Homeros, Shakespeare veya Dostoyevski okumamış olabilirsiniz. Ama Yüzüklerin Efendisi’ni veya Batman’i izlemiş veya okumuşsunuzdur. Hiç baştan aşağı mutluluk ve hazla örülmüş bir destan gördünüz mü? Çocukluğunda yarasalardan korktuğu o ağır tecrübeyi yaşamasaydı Batman olabilir miydi Bruce Wayne? Geçtim destanları, edebiyat eserlerini romantik komedilerde bile baştan sona engelsiz, sorunsuz sadece eğlenceli bir aşk gördünüz mü?
Mutluluğu mu arıyoruz? Bulamıyor muyuz? Neyle arıyoruz? Onu aradığımız araçlar mutluluğa gitmemizin asıl engeli olabilir mi?
2013 için mutluluk reçetesi(!) yazalım biz en iyisi:
“Hem çok çikolata hem çok zayıflama mı dediniz?!!! Hem aşk istediniz hem de kayıp duygusu hiç olmasın mı dediniz?!!! Hem özgür olmak hem de asıl sorumluluğun özgürlük olduğunu bilmek mi istemiyorsunuz? Hem hiç emek vermeyip hem de koşulsuz mutluluk mu istiyorsunuz? Sizi şöyle alalım. Çağın en verimli tüketicisisiniz. Size bayılıyoruz. Adınızın hiç önemi yok. Kredi kartı numaranız yeterli. Size mutluluk vaadediyoruz. Bir sürü seçeneğiniz var. Şu kişisel gelişim kitaplarından üç tane alınız. Şundan da üç tane alırsanız TV’ye çıkmak için çekilişe katılacaksınız. Günde 10 adet şundan yiyiniz. Eviniz için Feng Shui kursuna katıldıktan sonra yogashala’ya haftada üç gün gitmelisiniz. En az iki gününüzü de yaşam koçunuzla geçireceksiniz. Sporu ihmal etmeyin. Spordan sonra şarap kursuna gideceksiniz. Bazı kaygılarınız size rahatsız ediyor. Mutlu olmak için kaygıdan uzak durmalısınız. Bunun için hem bolca Brüksel Lahanası yemeli hem de terapiye gitmelisiniz. A, M, N, K, Y vitaminlerini ihmal etmeyiniz.
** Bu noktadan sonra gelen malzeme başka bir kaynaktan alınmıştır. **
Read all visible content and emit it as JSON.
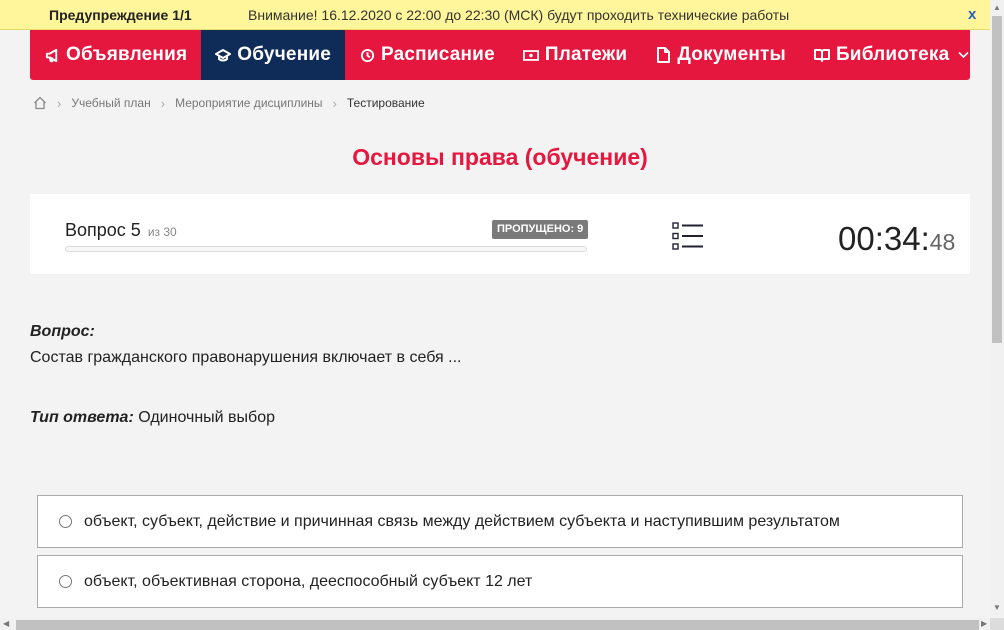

Diyetisyeninizin bekleme odasında Mevlana’nın özlü sözlerini içeren o parlak kitabı da okumayı ihmal etmeyin. Organik gıdaların önemini artık biliyorsunuz. Özellkle sabah koşunuzdan once mutlaka ama mutlaka laktozsuz sütünüzü için. Moda tasarımcınızdan iletişim danışmanınıza mutlaka yürüyerek gidin. Yürürken ayağınızda mutlaka özel tabanlı spor ayakkabılarınız olsun. Terledikten sonra egzersiz sonrası antiaging kreminizi unutmayın….”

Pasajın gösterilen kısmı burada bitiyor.